GOLD (SPOT) – fundamental overview
Despite favourable US Dollar fundamentals as the Fed finally sets out on its path to policy normalisation, GOLD is finding formidable demand into 2016, given deteriorating global sentiment and uncertainty in the air, most recently brought on by a worrisome China outlook. Longer term macro players have also been accumulating the metal as a hedge against an overinflated equity market that could be on the verge of a more significant decline. On the other side, there are some investors who believe the US Dollar is starting to look overvalued and as such, any weakness ahead, could open the door for renewed GOLD demand on the inverse USD correlation.
Feature – technical overview
USDTRYÂ is showing signs of exhaustion after stalling shy of the December record peak at 3.0750. The latest drop back below 2.9825 strengthens the corrective outlook and now opens the door for a more pronounced decline towards 2.9000. Still, overall, the broader uptrend remains firmly intact and only below 2.7580 would compromise the constructive outlook.
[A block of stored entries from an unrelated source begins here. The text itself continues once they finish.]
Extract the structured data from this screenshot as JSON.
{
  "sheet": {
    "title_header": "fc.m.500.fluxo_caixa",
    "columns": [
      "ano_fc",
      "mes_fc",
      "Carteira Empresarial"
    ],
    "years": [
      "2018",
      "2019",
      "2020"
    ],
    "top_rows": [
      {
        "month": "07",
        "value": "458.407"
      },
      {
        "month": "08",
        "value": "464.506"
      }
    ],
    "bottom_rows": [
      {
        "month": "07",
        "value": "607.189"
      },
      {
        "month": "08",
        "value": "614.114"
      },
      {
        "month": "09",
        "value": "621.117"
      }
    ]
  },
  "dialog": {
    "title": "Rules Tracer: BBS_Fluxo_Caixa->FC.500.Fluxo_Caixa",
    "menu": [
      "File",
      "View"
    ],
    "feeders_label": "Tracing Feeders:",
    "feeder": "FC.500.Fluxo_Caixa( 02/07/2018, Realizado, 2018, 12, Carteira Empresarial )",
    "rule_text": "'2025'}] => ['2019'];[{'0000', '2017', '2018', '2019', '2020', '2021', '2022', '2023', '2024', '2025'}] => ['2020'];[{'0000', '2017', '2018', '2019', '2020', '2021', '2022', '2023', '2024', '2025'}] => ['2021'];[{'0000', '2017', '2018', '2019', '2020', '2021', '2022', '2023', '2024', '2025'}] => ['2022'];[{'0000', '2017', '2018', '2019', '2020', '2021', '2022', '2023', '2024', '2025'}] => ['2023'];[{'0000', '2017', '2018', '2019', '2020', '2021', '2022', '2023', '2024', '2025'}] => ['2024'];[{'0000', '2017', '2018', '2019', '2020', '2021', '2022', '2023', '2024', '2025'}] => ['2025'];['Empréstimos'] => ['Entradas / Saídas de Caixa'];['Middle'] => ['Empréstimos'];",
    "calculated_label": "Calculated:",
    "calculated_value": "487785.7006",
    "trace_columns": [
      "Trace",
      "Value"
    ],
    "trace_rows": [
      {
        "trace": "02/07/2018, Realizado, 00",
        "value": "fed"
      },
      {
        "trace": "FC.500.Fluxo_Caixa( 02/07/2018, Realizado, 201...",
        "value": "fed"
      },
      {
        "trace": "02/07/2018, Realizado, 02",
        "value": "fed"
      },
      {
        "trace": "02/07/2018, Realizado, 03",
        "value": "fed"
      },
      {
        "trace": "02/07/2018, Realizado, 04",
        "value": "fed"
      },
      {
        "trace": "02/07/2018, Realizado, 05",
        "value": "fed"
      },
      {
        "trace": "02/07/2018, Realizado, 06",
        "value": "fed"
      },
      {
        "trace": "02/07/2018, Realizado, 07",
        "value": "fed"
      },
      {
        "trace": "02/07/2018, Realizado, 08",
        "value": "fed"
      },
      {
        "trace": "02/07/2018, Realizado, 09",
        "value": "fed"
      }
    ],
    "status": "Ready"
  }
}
Feature – fundamental overview
While a good portion of the world is looking for a recovery in OIL, this certainly isn’t the case for Turkey, a major importer of the commodity. At the moment, the rebound in OIL hasn’t done anything to hurt the modest recovery in the Lira from recent record low levels, though if this persists, it could very well open renewed downside pressure on the EM currency. Moreover, the CBRT has a huge inflation problem on its hands and it is unlikely the central bank will be able to prevent inflation from running higher in the months ahead, which will add to the downside pressure in the beaten down Lira. Raising rates is not a comfortable option for the CBRT, trying to do what it can to help a struggling local economy. And so, all of this in conjunction with broader risk liquidation fears in 2016, could open additional record lows in the Lira. Dealers cite plenty of fresh USDTRY demand towards 2.9000. We are already seeing renewed TRY weakness on softer Friday Turkish trade and discouraging Monday China PMIs.